Bu hiç beklemediği soru karşısında Bediüzzamanın o nur ve ilim fışkıran gözlerini bir projektör gibi Musa Antere çevirdiğini ve tatlı bir tebessümle Ev kî ye Abdurehim? (O kimdir Abdurrahim?) diye Abdurrahim Zapsuya sorduğunu görürüz. Zapsu Eniştemdir deyince Üstadın Musa Anteri Evladım, hele yanıma gel diye çağırdığını okuyoruz. Anter gidip yanına oturur. Bediüzzaman da elini onun boynuna sarar, öper ve Kürtçe şunları söyler kendisine:
Evladım, daha çocuksun, bilmiyorsun (anlamıyorsun) ben ne yapıyorum. Oku ve ilim öğren.
Bence bu veciz cevap üzerinde biraz durmak lazım.
Hem taraftarı, hem de karşıtı olan kimi çevrelerce Kürtçü diye sunulan Bediüzzaman Said Nursinin kavmî ayrımcılığı çocukluk olarak gördüğünü ve bunun ötesine geçip ilim ve iman temelinde yeni bir sentez vücuda getirmekle meşgul olduğunu bu hatıradan bir kere daha öğrenmiş oluyoruz.
-Müspet hareket ilkesi-
Bediüzzaman Said Nursinin ilim ve iman odaklı Türkiyenin yeni barış programında en verimli yöntemi müspet (pozitif) hareket olacaktır. Şahsına yapılan hakaret ve zulümleri bir derviş gibi önemsememek ama kanun dairesinde yapacaklarından da asla taviz vermemek bu programın usulü olarak karşımıza çıkar.

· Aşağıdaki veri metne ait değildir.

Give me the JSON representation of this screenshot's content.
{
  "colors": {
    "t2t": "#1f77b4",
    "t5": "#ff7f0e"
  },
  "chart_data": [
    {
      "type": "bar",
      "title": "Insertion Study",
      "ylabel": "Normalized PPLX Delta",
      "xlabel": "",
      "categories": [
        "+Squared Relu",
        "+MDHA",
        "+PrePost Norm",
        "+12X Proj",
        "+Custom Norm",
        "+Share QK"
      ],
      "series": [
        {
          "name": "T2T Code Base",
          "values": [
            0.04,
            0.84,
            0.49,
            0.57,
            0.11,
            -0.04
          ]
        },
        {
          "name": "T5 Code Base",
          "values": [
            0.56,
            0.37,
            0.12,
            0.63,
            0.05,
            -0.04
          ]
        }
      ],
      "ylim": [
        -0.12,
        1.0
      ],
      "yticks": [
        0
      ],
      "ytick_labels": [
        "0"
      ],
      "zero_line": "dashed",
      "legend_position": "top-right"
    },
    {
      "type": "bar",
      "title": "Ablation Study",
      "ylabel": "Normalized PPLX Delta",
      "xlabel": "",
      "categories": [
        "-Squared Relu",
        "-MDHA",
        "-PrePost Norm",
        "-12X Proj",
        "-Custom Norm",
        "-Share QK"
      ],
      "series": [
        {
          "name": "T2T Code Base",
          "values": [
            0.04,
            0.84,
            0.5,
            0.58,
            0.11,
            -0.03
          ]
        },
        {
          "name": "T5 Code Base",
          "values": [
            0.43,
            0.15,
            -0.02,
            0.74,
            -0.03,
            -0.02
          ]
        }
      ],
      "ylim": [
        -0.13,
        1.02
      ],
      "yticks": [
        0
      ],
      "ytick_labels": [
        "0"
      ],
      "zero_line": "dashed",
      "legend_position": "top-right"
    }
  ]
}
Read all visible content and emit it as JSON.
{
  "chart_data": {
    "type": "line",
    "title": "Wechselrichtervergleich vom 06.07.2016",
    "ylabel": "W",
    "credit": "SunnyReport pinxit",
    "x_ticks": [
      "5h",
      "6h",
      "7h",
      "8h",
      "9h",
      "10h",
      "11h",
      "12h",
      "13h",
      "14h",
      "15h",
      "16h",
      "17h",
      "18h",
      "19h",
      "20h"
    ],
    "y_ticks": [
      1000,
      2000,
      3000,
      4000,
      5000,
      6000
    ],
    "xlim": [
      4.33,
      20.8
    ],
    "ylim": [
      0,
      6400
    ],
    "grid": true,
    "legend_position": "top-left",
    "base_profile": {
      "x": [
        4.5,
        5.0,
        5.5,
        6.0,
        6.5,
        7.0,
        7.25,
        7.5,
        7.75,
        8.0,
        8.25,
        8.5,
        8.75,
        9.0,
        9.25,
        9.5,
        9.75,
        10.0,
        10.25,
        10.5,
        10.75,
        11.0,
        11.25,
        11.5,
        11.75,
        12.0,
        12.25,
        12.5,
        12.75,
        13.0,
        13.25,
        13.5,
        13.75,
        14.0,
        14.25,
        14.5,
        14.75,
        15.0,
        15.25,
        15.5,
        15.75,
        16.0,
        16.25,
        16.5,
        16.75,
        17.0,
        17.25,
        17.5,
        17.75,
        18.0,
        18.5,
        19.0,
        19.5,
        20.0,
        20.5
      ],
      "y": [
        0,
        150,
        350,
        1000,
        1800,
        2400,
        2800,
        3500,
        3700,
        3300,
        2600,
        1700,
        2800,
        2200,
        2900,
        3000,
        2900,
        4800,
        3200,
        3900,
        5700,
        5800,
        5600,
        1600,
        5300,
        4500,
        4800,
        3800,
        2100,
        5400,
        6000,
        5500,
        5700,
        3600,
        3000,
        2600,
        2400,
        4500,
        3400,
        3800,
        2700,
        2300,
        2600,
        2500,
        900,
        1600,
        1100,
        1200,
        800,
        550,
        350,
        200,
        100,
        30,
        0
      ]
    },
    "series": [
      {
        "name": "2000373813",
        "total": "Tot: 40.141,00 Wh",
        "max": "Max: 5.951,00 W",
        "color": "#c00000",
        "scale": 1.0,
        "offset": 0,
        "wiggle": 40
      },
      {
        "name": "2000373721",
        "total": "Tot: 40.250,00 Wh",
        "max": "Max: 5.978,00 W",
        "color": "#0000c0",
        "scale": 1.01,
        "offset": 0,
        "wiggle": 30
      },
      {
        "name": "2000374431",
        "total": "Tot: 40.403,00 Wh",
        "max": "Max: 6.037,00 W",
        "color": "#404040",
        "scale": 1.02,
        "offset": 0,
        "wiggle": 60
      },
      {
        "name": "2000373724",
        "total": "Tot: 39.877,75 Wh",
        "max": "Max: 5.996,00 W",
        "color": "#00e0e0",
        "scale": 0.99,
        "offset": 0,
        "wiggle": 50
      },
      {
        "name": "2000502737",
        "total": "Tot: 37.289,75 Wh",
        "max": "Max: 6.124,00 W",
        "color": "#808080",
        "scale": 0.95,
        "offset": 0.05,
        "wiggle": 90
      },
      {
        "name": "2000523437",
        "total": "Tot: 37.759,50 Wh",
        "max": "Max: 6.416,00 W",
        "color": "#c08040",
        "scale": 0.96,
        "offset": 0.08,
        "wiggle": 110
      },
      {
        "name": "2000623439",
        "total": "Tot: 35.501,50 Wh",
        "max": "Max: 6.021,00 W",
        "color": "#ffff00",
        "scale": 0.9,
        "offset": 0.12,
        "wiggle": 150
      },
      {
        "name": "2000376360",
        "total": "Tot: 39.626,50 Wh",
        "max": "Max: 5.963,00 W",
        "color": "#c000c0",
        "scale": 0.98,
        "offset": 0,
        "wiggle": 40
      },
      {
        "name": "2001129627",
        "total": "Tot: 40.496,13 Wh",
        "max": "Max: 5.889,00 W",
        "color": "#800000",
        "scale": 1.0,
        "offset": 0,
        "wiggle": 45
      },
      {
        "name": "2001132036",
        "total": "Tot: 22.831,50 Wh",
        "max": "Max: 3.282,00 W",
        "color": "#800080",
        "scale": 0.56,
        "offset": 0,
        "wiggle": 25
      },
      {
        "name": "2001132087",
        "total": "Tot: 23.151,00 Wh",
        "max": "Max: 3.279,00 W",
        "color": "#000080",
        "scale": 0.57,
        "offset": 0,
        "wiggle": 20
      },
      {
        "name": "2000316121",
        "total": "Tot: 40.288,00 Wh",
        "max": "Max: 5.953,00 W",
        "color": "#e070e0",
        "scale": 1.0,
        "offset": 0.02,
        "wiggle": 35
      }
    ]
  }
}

Nitekim Afyon Hapishanesinde mutlak bir tecrit altında tutulurken yöneticiler pencerelerini mıhlayarak kapatırlar. Pencereden mahkûmlarla selamlaşma ve görüşmesini engellemek istemektedirler. Bunun üzerine talebelerine şu mektubu yazar:
Hiç merak etmeyiniz Bilâkis benim ehemmiyetsiz şahsım ile meşgul olup Nurlara ve talebelerine çok sıkıntı vermediklerinden, benim, cidden ve kalben, onların şahsımı ihanetler ve işkencelerle tâzib etmeleri, Nurların ve sizlerin bedeline olduğu ve bir derece Nurlara ilişmemeleri cihetinde memnunum.
Umumun faydası için şahsına yapılan haksızlığı dahi bırakın affetmeyi, memnuniyetle karşılayan Bediüzzaman, belki de dünya tarihinde kendi eserinin okuyucusu ve kendi davasının müridi olmak bakımından tek örnektir. O kadar ki, iman ehline bir iman hizmetinde bulunabilmek için değil dünya hayatını ve fani makamlarını, gerekirse ahiret hayatını da feda etmeye hazır olduğunu, hatta bazı biçareleri cehennemden kurtarmak için gerekirse cenneti bırakıp cehenneme girmeyi kabul ettiğini söyleyecek kadar da delidir.
Cehennemi söndürmeye ve cenneti yakmaya koştuğunu söyleyen Rabiatül-Adeviye hazretlerinden çağımıza düşen yakıcı bir iz yok mudur bu sözlerde?